Consumers need to be aware of the risks associated with ethanol burners following a concerning trend of serious burns incidents across Australia, Attorney-General, Simon Corbell, said today.
“Although most suppliers provide some warning about the safe use of ethanol burners, the warnings are not always clear or consistent and many people are unaware of the risks,” Mr Corbell said.
Ethanol burners may be fireplaces or decorative burners used for indoor or outdoor heating or display lighting.

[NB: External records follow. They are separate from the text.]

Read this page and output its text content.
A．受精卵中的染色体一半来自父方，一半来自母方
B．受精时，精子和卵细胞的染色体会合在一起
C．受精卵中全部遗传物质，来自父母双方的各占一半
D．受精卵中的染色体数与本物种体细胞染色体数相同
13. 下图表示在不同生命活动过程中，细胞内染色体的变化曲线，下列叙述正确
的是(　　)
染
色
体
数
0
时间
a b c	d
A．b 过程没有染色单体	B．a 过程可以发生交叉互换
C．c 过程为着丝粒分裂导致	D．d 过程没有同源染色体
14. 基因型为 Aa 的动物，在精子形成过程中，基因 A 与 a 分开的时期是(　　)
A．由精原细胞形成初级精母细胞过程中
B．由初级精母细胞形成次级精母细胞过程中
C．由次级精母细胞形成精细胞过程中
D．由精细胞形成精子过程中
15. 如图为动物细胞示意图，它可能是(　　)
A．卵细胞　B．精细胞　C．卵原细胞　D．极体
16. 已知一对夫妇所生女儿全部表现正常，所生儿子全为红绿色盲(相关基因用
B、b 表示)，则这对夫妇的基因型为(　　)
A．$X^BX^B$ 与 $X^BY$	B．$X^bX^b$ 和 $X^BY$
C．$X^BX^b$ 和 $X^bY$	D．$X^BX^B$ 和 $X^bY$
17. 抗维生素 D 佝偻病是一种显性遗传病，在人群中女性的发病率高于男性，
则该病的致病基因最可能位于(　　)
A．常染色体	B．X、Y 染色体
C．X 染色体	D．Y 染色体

They often do not require specialist installation and may be priced from as little as $30. Where safety instructions are supplied, they may understate the dangers associated with the product.
“Ethanol is a very volatile substance and the flame itself is not easily recognised. As a result, incidents have occurred interstate when consumers try to refill the fuel while the burner is still lit or very warm,” Mr Corbell said.
“Consumers need to be aware of these risks as ethanol burners have been involved in a number of fires in NSW and Queensland, which have caused serious injuries.”
Refuelling is usually done via the same opening as the burner, which creates a risk of the refuelling bottle exploding if the burner is still burning or smouldering. This appears to be how most of the injuries interstate have occurred.
“ACT Fire and Rescue have no information suggesting ethanol burners have caused fires or injuries in the ACT to date,” Mr Corbell said.
“However, if not used and maintained carefully, these products can cause serious burn injuries. The majority of injuries which have occurred interstate have required hospitalisation.
“I strongly encourage consumers who have purchased an ethanol burner or are considering purchasing one, to be alert to the risks so they can enjoy these products safely,” Mr Corbell said.